To thwart the takeover attempt from the MBK Partners-Young Poong alliance, the current management of Korea Zinc has teamed up with Bain Capital, a big-name investment company with over $185 billion (250 trillion won) in assets under management.
Under Chairman Choi Yun-beom, Korea Zinc will put in around 2.7 trillion won to buy back treasury stocks to acquire an additional 15.5 percent stake in the company. Bain Capital will back up the attempt by allocating 430 billion won for a separate tender offer to secure a 2.5 percent stake.
“Bain Capital is a financial investor who will not be involved in the management of Korea Zinc and its board. It also firmly supports the current management’s push for growth drivers such as the Troika Drive with trust,” Choi said at a press conference on Oct. 2. Troika Drive refers to Korea Zinc spearheading its transition to environmentally friendly resources.
Bain Capital has set up a special situation fund under the name Troika Drive Investment to finance the deal.

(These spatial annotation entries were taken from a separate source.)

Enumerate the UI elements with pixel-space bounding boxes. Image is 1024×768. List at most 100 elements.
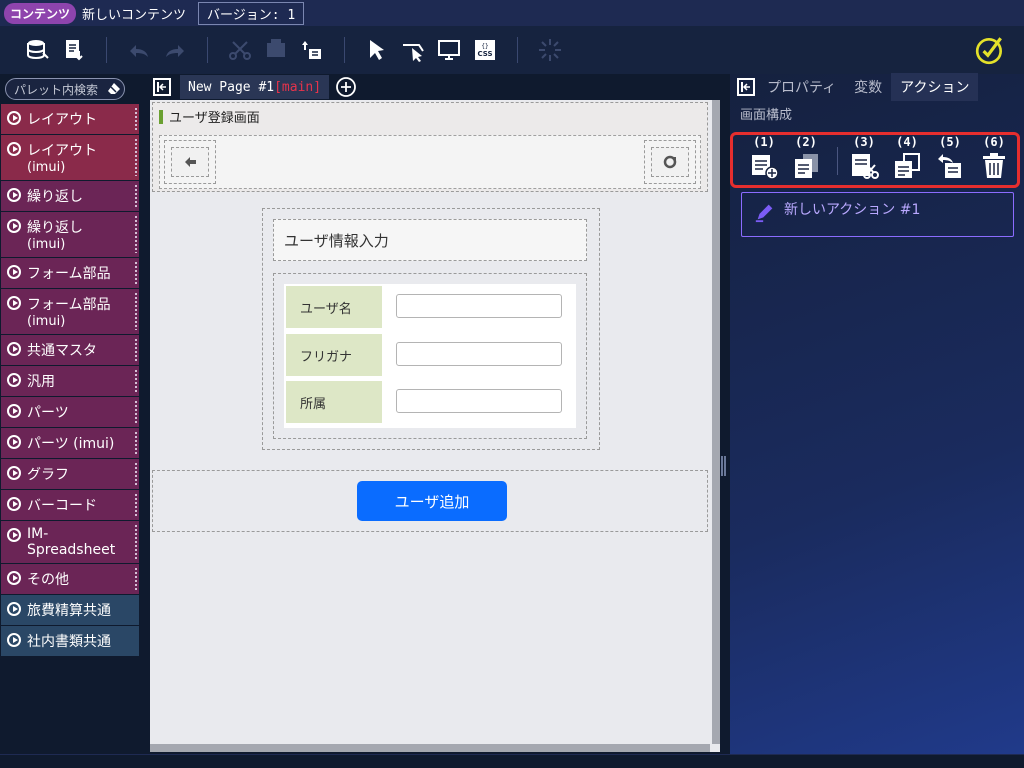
- back-button[interactable]: [164, 140, 216, 184]
- tab-variables[interactable]: 変数: [845, 73, 891, 101]
- eraser-icon[interactable]: [107, 82, 121, 96]
- collapse-right-icon[interactable]: [734, 75, 758, 99]
- delete-action-button[interactable]: (6): [977, 135, 1011, 185]
- palette-item-label: 社内書類共通: [27, 634, 111, 650]
- page-header-block[interactable]: ユーザ登録画面: [152, 102, 708, 192]
- form-table-container[interactable]: ユーザ名 フリガナ 所属: [273, 273, 587, 439]
- expand-arrow-icon: [7, 404, 21, 418]
- header-button-bar[interactable]: [159, 135, 701, 189]
- tab-actions[interactable]: アクション: [891, 73, 979, 101]
- palette-item-sublabel: (imui): [27, 237, 66, 252]
- palette-item[interactable]: 社内書類共通: [1, 626, 139, 657]
- expand-arrow-icon: [7, 142, 21, 156]
- palette-item[interactable]: 繰り返し (imui): [1, 212, 139, 258]
- content-title[interactable]: 新しいコンテンツ: [82, 4, 186, 23]
- expand-arrow-icon: [7, 633, 21, 647]
- palette-item[interactable]: 共通マスタ: [1, 335, 139, 366]
- drag-handle[interactable]: [135, 293, 137, 330]
- paste-action-button[interactable]: (4): [890, 135, 924, 185]
- palette-item[interactable]: その他: [1, 564, 139, 595]
- drag-handle[interactable]: [135, 525, 137, 559]
- spinner-icon[interactable]: [532, 32, 568, 68]
- palette-item[interactable]: レイアウト (imui): [1, 135, 139, 181]
- form-row-username: ユーザ名: [284, 284, 576, 330]
- drag-handle[interactable]: [135, 463, 137, 485]
- user-form-container[interactable]: ユーザ情報入力 ユーザ名 フリガナ 所属: [262, 208, 600, 450]
- cursor-area-icon[interactable]: [395, 32, 431, 68]
- canvas-horizontal-scrollbar[interactable]: [150, 744, 710, 752]
- redo-icon[interactable]: [157, 32, 193, 68]
- drag-handle[interactable]: [135, 432, 137, 454]
- field-label: ユーザ名: [286, 286, 382, 328]
- cut-action-button[interactable]: (3): [847, 135, 881, 185]
- select-icon[interactable]: [359, 32, 395, 68]
- collapse-left-icon[interactable]: [150, 75, 174, 99]
- palette-item[interactable]: 汎用: [1, 366, 139, 397]
- move-action-button[interactable]: (5): [933, 135, 967, 185]
- drag-handle[interactable]: [135, 262, 137, 284]
- palette-item-text: 旅費精算共通: [27, 600, 111, 620]
- canvas-vertical-scrollbar[interactable]: [712, 100, 720, 744]
- drag-handle[interactable]: [135, 216, 137, 253]
- palette-item-label: パーツ (imui): [27, 436, 115, 452]
- tab-page-suffix: [main]: [274, 79, 322, 95]
- palette-item-sublabel: (imui): [27, 160, 66, 175]
- toolbar-divider: [106, 37, 107, 63]
- palette-item-label: 共通マスタ: [27, 343, 97, 359]
- palette-item[interactable]: パーツ (imui): [1, 428, 139, 459]
- username-input[interactable]: [396, 294, 562, 318]
- drag-handle[interactable]: [135, 494, 137, 516]
- drag-handle[interactable]: [135, 185, 137, 207]
- palette-item[interactable]: 繰り返し: [1, 181, 139, 212]
- drag-handle[interactable]: [135, 139, 137, 176]
- palette-item-text: フォーム部品: [27, 263, 111, 283]
- action-button-number: (1): [753, 135, 775, 149]
- toolbar-divider: [344, 37, 345, 63]
- furigana-input[interactable]: [396, 342, 562, 366]
- export-icon[interactable]: [56, 32, 92, 68]
- css-icon[interactable]: {} CSS: [467, 32, 503, 68]
- tab-new-page[interactable]: New Page #1 [main]: [180, 75, 330, 99]
- undo-icon[interactable]: [121, 32, 157, 68]
- refresh-button[interactable]: [644, 140, 696, 184]
- palette-item[interactable]: フォーム部品: [1, 258, 139, 289]
- palette-item-text: 繰り返し: [27, 186, 83, 206]
- drag-handle[interactable]: [135, 401, 137, 423]
- palette-item[interactable]: パーツ: [1, 397, 139, 428]
- department-input[interactable]: [396, 389, 562, 413]
- palette-item[interactable]: 旅費精算共通: [1, 595, 139, 626]
- add-action-button[interactable]: (1): [747, 135, 781, 185]
- drag-handle[interactable]: [135, 568, 137, 590]
- drag-handle[interactable]: [135, 370, 137, 392]
- palette-search-placeholder: パレット内検索: [14, 82, 99, 97]
- action-button-number: (3): [853, 135, 875, 149]
- palette-item[interactable]: バーコード: [1, 490, 139, 521]
- copy-action-button[interactable]: (2): [789, 135, 823, 185]
- monitor-icon[interactable]: [431, 32, 467, 68]
- palette-item[interactable]: フォーム部品 (imui): [1, 289, 139, 335]
- paste-document-icon: [895, 153, 920, 178]
- design-canvas[interactable]: ユーザ登録画面 ユーザ情報入力 ユーザ名 フリガナ 所属 ユーザ追加: [150, 100, 720, 752]
- edit-check-icon[interactable]: [972, 32, 1008, 68]
- palette-item-text: 社内書類共通: [27, 631, 111, 651]
- expand-arrow-icon: [7, 188, 21, 202]
- tab-properties[interactable]: プロパティ: [758, 73, 845, 101]
- drag-handle[interactable]: [135, 339, 137, 361]
- cut-icon[interactable]: [222, 32, 258, 68]
- palette-item[interactable]: グラフ: [1, 459, 139, 490]
- component-icon[interactable]: [258, 32, 294, 68]
- panel-splitter[interactable]: [720, 456, 728, 486]
- button-area[interactable]: ユーザ追加: [152, 470, 708, 532]
- palette-item[interactable]: IM-Spreadsheet: [1, 521, 139, 564]
- expand-arrow-icon: [7, 571, 21, 585]
- swap-icon[interactable]: [294, 32, 330, 68]
- palette-search-input[interactable]: パレット内検索: [5, 78, 125, 100]
- database-icon[interactable]: [20, 32, 56, 68]
- palette-item[interactable]: レイアウト: [1, 104, 139, 135]
- expand-arrow-icon: [7, 111, 21, 125]
- action-list-item[interactable]: 新しいアクション #1: [741, 192, 1014, 237]
- add-user-button[interactable]: ユーザ追加: [357, 481, 507, 521]
- add-page-icon[interactable]: [335, 76, 357, 98]
- drag-handle[interactable]: [135, 108, 137, 130]
- expand-arrow-icon: [7, 528, 21, 542]
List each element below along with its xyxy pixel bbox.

It is to pool 70 billion won from its own pocket and fund 360 billion won from a loan from Korea Investment.
Though it had been rumored that Choi had been negotiating funding options with local conglomerates such as Hanwha and LG, and global buyout funds including Kolberg Kravis Robert, Choi partnered with Bain Capital’s credit fund.
Buyout funds typically seek to gain a controlling or majority ownership of a company, while credit funds generate income by investing in loans.
“It could have been difficult for Choi to team up with a buyout fund, as the fund would not be interested in an investment that does not entail the management control of a company,” an official from a local private equity firm said.
Further speculation is that the Choi family’s stake in Korea Zinc could have been offered as collateral to Bain Capital as credit funds require credit reinforcement to execute investments. Agreements concerning the joint execution of voting rights from shares and restrictions on the transfer of shares are rumored to be on the table.
“Choi probably presented appealing options for Bain Capital, such as promising to acquire the stake back at a higher price at a certain time,” the official said. “Though the terms of the deal were not disclosed, the options must have been attractive for Bain Capital to step in the middle of such a mud fight.”